Afin de mettre en avant plus de transparence sur les prix, trois mesures ont été citées, envisagées pour l’instant comme un principe“d’engagement librement consenti et non par voie règlementaire”, précise Marc Lolivier, délégué général de la FEVAD, qui se félicite de la responsabilisation des commerçants.

- tout d’abord les e-commerçants devront signaler plus en amont les frais de port, il est vrai qu’ils n’ont tendance à être affichés qu’au moment du paiement.

- ensuite le groupe de travail a pour idée d’interdire l’ajout automatique de prestations au panier de l’internaute (assurance, carte de fidélité, etc.). Il est vrai qu’un non initié de l’internet et de ses pratiques a de fortes chances de payer, en supplément du produit qu’il achète, un service qu’il ne souhaite pas.

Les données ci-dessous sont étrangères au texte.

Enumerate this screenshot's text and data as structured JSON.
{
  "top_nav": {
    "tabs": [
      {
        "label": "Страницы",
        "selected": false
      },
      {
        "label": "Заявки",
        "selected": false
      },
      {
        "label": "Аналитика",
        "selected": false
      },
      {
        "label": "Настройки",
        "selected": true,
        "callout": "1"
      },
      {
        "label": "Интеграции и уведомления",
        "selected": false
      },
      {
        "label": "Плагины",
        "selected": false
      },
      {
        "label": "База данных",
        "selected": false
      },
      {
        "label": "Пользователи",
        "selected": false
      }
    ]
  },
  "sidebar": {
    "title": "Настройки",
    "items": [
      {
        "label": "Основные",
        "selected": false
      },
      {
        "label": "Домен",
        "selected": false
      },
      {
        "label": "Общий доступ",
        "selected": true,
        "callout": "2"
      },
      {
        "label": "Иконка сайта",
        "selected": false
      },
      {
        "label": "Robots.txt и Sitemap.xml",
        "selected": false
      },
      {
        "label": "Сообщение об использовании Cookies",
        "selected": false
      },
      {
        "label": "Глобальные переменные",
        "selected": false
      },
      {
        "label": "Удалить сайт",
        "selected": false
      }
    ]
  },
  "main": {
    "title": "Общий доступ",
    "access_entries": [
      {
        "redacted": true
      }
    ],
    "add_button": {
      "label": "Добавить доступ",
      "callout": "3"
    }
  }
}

- enfin la commission souhaite inciter les marchands à indiquer plus clairement le prix auquel ils se réfèrent lorsque des réductions sont annoncées.

Comparateurs de prix

Les comparateurs de prix ont eux aussi prêté à discussion au sein du groupe de travail qui envisagerait de créer un label afin de les inciter à adopter des méthodes « garantissant une plus grande impartialité des comparaisons ». Il est vrai que le modèle économique utilisé par Kelkoo, Shopping.com ou encore Leguide.com ne permet pas d’être exhaustif et donc impartial puisqu’ils sont rémunérés par les sites marchands vers lesquels ils redirigent l’internaute. Malgré tout Corinne Lejbowicz, PDG de Leguide.com, se réjouit de cette annonce, comme elle le précise dans le Journal du net, “Récolter l’intégralité des informations sur un produit, y compris les frais annexes, c’est ce que nous nous efforçons de faire depuis toujours, explique-t-elle. “Si un label peut mettre en lumière que la comparaison est un métier assuré par des professionnels, avec des règles, tant mieux.”

Parallèlement, le texte prône la création d’un comparateur de prix géré par les pouvoirs publics sur le secteur très spécifique des produits alimentaires commercialisés par la grande distribution.

Je pense, comme beaucoup d’internautes qui ont commenté cette information, que ces différentes mesures vont dans le bon sens pour clarifier les prix afin d’améliorer la confiance entre le consommateur et le marchand, mais est-ce que ces différentes mesures vont permettre de réduire les prix ? On peut avoir un début de réponse avec Marc Lolivier, qui le reconnaît aisément : “les pistes étudiées apportent plus de transparence et d’information au consommateur, mais ne feront pas baisser les prix.”